Une certaine température n’est pas moins indispensable à la décomposition des engrais qu’aux progrès de la végétation.

La porosité du sol, que nous avons donné les moyens de reconnaître et d’obtenir, offre aux gaz émanés des engrais un puissant et utile réservoir. Aussi trouve-t-on du profit à recouvrir de terre ou mélanger avec elle les engrais, mais surtout ceux qui sont trop rapidement altérables.

On rend facilement évidente cette propriété du sol : que l’on enferme dans un terrain meuble le cadavre d’un animal, qu’on le recouvre seulement de 8 à 10 pouces de terre, et à peine pourra-t-on sentir au dehors des traces de l’odeur de sa putréfaction, tandis que, laissé découvert ou même enfermé dans une caisse assemblée sans précaution, il eût répandu l’infection aux alentours. La terre au-dessus de lui sera d’ailleurs fertilisée pour plusieurs années sans que les racines viennent toucher l’animal en putréfaction.

La cohésion plus ou moins forte des engrais insolubles, la solubilité également variable de plusieurs autres, ont une grande influence sur la durée de leur décomposition, et de cette durée dépend surtout l’effet utile des engrais : voici à cet égard la donnée générale que nous avons déduite d’une foule d’essais, et qui s’accorde avec toutes les observations pratiques : Les engrais agissent d’autant plus utilement que leur décomposition est le mieux proportionnée aux développemens des plantes.

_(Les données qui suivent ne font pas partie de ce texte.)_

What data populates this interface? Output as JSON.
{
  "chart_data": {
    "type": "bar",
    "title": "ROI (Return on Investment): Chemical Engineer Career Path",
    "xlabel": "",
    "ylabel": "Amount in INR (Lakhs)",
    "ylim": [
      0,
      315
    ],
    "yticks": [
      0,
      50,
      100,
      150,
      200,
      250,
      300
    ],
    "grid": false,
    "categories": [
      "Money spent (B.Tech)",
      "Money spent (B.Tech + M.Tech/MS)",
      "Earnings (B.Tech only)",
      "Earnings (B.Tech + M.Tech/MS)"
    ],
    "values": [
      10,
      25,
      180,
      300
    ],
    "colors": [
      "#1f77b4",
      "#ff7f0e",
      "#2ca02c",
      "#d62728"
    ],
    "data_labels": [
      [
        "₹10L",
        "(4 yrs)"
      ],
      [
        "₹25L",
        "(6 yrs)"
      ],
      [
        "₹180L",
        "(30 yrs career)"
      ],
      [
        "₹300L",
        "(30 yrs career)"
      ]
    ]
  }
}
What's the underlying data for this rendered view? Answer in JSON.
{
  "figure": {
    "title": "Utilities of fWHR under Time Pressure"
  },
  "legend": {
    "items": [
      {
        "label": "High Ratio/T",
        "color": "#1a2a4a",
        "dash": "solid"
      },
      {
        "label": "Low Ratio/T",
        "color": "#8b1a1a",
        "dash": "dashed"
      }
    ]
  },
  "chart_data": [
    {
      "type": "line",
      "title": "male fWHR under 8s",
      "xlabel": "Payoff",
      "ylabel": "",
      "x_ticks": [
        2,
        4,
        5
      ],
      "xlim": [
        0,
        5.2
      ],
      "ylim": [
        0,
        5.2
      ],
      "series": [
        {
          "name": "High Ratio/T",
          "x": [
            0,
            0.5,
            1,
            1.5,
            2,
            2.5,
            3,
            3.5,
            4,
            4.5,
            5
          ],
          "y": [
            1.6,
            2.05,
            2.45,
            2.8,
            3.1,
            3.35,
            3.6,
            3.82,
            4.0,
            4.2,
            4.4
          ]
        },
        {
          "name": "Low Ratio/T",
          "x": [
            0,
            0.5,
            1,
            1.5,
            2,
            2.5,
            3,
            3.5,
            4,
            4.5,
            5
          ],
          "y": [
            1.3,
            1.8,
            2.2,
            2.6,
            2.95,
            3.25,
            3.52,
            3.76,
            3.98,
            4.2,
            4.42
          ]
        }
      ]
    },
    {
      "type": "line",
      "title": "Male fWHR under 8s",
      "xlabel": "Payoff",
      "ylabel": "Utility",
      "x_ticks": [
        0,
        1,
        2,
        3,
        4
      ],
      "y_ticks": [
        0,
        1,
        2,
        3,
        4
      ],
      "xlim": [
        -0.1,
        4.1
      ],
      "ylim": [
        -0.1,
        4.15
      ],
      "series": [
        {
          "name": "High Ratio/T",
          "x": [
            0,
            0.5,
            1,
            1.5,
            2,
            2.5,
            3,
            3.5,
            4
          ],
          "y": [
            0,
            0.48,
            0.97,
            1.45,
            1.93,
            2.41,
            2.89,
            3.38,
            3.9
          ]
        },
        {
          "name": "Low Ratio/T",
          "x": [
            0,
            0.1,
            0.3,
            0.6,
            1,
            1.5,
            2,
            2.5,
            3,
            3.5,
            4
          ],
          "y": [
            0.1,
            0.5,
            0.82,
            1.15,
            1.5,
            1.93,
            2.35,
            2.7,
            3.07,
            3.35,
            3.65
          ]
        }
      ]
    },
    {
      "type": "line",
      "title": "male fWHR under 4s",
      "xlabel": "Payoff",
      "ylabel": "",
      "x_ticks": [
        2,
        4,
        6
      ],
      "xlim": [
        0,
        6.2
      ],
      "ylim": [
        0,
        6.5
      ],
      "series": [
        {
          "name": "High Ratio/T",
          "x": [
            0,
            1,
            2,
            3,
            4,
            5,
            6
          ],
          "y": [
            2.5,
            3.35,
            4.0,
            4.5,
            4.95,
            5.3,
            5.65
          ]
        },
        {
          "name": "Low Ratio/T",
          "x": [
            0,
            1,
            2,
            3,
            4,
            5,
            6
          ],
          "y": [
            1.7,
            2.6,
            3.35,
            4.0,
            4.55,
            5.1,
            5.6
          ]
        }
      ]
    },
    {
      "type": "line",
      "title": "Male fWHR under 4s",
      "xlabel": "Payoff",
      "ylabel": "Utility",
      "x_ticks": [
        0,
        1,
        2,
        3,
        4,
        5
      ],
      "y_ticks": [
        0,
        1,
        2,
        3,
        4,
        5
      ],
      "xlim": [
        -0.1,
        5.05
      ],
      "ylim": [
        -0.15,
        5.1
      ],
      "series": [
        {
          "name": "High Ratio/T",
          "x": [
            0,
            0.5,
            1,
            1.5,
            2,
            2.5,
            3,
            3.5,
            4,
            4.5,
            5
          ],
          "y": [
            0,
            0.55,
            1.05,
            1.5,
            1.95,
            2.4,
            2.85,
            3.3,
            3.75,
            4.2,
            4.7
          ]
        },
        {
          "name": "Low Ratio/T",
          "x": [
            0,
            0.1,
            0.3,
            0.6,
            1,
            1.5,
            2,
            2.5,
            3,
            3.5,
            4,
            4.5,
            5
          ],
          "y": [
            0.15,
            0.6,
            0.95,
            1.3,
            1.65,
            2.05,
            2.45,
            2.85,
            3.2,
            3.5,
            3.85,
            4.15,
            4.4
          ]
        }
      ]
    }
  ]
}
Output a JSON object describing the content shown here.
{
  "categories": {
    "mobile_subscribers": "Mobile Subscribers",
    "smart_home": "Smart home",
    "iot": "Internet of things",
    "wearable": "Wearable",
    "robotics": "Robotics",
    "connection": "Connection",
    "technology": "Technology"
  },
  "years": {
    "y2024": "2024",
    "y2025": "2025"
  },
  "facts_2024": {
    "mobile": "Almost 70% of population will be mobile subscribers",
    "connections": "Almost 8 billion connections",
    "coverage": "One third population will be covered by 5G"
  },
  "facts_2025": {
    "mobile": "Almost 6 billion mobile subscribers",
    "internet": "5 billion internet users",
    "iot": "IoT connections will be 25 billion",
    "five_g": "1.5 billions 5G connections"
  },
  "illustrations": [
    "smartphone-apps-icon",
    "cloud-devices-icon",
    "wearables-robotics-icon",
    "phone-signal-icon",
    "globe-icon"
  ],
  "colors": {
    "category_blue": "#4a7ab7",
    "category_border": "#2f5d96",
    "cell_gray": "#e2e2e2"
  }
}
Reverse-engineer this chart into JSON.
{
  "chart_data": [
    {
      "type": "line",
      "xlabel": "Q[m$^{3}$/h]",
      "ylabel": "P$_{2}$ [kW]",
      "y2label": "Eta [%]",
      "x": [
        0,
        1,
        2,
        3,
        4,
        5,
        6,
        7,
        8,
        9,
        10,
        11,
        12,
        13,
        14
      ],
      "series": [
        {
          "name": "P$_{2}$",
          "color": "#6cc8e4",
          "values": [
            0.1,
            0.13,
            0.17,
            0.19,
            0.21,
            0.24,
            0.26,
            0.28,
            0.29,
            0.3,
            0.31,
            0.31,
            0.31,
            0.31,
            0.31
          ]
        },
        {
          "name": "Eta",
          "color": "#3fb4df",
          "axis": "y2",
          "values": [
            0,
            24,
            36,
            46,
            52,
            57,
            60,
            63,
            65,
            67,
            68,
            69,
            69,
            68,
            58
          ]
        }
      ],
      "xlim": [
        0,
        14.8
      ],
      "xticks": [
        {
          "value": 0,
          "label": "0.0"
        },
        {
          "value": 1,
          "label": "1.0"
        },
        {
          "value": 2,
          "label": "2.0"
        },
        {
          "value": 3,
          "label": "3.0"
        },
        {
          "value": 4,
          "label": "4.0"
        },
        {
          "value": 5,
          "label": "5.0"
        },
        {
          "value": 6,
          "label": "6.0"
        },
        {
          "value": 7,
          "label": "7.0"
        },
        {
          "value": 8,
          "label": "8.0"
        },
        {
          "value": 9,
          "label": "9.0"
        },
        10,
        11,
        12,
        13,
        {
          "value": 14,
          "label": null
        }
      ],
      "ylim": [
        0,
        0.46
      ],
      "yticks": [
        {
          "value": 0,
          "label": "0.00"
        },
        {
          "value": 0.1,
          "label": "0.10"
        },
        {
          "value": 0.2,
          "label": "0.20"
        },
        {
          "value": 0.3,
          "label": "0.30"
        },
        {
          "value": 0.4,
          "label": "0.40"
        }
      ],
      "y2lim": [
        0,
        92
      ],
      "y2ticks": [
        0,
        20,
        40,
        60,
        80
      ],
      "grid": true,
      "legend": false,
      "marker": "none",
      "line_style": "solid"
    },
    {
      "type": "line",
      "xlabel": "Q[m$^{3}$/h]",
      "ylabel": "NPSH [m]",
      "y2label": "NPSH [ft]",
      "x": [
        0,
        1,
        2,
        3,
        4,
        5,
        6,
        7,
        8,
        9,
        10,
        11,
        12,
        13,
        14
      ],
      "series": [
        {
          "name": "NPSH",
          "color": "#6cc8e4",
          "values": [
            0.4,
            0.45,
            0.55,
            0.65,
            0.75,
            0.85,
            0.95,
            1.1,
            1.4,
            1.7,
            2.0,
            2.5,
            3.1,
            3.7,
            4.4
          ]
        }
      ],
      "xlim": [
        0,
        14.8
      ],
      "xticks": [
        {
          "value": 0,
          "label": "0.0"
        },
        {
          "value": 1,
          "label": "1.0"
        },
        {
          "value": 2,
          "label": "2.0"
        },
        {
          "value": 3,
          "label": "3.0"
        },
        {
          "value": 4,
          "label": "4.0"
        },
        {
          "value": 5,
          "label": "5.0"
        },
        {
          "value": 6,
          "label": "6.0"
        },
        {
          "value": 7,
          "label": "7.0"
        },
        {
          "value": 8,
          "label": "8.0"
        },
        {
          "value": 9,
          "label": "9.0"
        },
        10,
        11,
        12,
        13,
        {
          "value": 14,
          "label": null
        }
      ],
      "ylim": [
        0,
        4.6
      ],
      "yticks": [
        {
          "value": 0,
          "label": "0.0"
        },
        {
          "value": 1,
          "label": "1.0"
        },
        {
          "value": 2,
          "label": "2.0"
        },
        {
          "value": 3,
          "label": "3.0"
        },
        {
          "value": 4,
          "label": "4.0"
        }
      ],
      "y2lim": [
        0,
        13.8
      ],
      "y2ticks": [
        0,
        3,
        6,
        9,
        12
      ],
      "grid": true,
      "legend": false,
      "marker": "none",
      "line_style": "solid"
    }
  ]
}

Nous verrons, en traitant de chacun des engrais en particulier, qu’il est toujours possible de les modifier de manière à se rapprocher de cette condition, soit en ralentissant la décomposition des engrais trop actifs, soit en l’accélérant pour les autres ; qu’il est généralement avantageux de le faire, et qu’enfin une foule d’anomalies apparentes dépendent des variations de la durée de leur altération spontanée, dont on n’avait pas assez tenu compte dans les précédentes recherches sur les engrais. Nous pouvons encore indiquer comme une des conditions les plus essentielles du succès de presque toutes les fumures, la présence dans le sol d’une base qui puisse saturer les acides ; c’est là un des effets constans et les plus utiles de la chaux, de la marne calcaire, des cendres de végétaux, etc.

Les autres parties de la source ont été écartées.